Australian wicketkeeper Wally Grout wrote about his first impression: “I watched Hall’s first ball to [Colin] McDonald. I didn’t watch another. It pitched on a perfect length and fairly screamed past the tip of Col’s nose. That was enough I thought …. the less I see of Hall the better.”
But Hall was a different person without a ball in his hand, and sometimes, even with it. The oft-used cliche of a ‘gentle giant’ fits him well. CLR James wrote: “Hall simply exudes good nature at every pore.” Australian commentator Johnnie Moyes described Hall as “a rare box-office attraction, a man who caught and held the affections of the paying public.”
Martin Chandler in a tribute to Hall put it aptly: “the most unexpected aspect of Hall’s career, given that his job description involved scaring the living daylights out of batsmen, was the extent of his popularity with both opponents and their supporters.”

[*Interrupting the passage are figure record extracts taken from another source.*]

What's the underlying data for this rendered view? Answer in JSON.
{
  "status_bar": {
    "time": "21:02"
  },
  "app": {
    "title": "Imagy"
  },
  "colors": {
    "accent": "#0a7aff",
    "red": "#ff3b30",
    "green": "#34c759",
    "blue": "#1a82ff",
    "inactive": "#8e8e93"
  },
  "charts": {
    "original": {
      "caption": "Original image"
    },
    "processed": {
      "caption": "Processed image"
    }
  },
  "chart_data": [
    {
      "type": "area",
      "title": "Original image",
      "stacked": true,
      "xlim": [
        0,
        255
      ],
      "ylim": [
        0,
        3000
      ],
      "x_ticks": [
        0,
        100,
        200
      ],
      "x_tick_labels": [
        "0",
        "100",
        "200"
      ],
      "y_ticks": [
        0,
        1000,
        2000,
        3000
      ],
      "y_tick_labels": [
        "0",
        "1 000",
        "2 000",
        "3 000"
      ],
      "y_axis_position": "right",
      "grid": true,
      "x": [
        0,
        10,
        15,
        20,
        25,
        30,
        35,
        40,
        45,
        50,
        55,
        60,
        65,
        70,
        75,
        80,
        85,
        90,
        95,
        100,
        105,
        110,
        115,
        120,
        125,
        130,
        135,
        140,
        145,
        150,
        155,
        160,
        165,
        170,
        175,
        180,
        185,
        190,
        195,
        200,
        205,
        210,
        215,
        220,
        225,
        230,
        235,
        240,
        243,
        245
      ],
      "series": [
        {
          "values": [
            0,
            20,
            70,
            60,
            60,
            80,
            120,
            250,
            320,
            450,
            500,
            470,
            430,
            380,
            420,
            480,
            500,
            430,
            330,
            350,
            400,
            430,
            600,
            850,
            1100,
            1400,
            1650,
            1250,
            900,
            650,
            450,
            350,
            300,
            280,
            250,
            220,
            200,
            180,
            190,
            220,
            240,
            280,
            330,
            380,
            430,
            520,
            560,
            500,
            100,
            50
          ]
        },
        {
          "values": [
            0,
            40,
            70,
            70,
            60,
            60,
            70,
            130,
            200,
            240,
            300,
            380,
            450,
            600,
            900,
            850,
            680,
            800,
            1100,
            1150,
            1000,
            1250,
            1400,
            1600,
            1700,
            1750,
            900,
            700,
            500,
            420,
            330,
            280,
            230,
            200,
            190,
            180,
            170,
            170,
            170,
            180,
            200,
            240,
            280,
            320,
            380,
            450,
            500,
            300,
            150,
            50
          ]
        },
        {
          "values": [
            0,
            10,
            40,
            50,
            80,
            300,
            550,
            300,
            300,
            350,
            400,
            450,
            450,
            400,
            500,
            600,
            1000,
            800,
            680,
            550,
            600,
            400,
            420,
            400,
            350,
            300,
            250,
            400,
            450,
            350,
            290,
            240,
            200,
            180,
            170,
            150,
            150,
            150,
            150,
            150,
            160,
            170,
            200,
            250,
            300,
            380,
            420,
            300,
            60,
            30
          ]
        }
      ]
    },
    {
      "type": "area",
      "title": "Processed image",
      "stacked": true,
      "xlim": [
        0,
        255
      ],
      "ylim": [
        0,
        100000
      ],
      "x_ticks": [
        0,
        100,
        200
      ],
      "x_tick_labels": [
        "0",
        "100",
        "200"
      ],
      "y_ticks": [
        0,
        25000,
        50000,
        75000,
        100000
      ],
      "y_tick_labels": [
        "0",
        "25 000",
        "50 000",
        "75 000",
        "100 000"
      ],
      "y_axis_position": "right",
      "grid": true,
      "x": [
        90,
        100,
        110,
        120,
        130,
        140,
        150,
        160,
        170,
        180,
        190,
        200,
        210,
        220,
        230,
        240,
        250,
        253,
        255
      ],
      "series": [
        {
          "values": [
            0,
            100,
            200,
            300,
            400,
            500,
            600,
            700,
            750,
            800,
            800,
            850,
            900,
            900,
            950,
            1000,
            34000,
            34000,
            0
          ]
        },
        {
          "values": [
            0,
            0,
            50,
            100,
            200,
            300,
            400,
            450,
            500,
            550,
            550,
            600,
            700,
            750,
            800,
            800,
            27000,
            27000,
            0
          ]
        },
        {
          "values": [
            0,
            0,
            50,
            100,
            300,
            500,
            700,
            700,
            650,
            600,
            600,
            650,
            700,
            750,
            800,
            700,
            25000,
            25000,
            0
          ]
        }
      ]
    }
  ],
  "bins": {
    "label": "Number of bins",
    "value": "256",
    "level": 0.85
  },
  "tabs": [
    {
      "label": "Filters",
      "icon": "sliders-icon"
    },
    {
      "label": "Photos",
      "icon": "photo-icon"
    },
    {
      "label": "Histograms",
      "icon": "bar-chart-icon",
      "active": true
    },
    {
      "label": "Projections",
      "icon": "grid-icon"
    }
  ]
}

Tom Graveney said about him: “[Hall was] an outstanding athlete, a hostile bowler, and one of the nicest people ever to have played the game. He might have been trying to knock your head off, but he was always able to appreciate what you, as a batsman, were trying to do. Play a good stroke off his bowling and he would applaud you and mean it. He was a fierce competitor on the field, but a generous one.”
Pakistani great Hanif Mohammad’s view was: “Wes was one of the most fearsome fast bowlers I ever faced, though he possessed a temperament, unlike other quickies, for he was a very gentle and generous cricketer, the reason why he was extremely popular with crowds.”
The tribute paid to him by his English rival Freddie Trueman perhaps best summed up Hall the bowler: “[Wesley Hall’s] lightning-fast bowling was a fire that illuminated cricket, not one that destroyed its beauty.”
Life after Cricket
It was thus perhaps inevitable that when the strain of cricket all-year round and the merciless pounding he gave his body forced him to hang up those boots at the age of 32, he would move on to pursuits gentler than knocking off the heads of opposition batsmen.
Playing his last bit of domestic cricket in Trinidad, Hall got involved in establishing a still flourishing humanitarian program in one of the most underprivileged areas of Port of Spain. And although he held a few high profile positions with major companies on his return to his native Barbados, it was not much later that he chose to follow a different path. His desire to serve his fellow man took him into politics with the Democratic Labour Party, initially as a senator and subsequently as an elected member of the House of Assembly. In 1987 he found himself a member of the Government as Minister of Tourism and Sport.
[fve] https://www.youtube.com/watch?v=Q8FOHq01GzA [/fve]
In the interim years, he kept his contact with cricket as an administrator and a national selector.
But life had another twist in store for Wes Hall. In 1990, inspired by a Christian preacher that he saw whilst visiting Florida, Hall decided to commit himself to Christianity as well and after a period at Bible School, he was ordained as a minister in the Pentecostal Church.
In 2012, the son of a light-heavyweight boxer from Barbados, perhaps belatedly found his name in the Queen’s Birthday Honours List.
As Sir Wesley Hall celebrates his 81st birthday today, he may have slowed down, but his wit and humour is not diminished. With the sledging controversy raging once again, he was asked about his views on the topic a few months ago. Pat came to his reply: “I tell you what – it depends how fast the bowler bowls. I’ve never been sledged by an Australian.”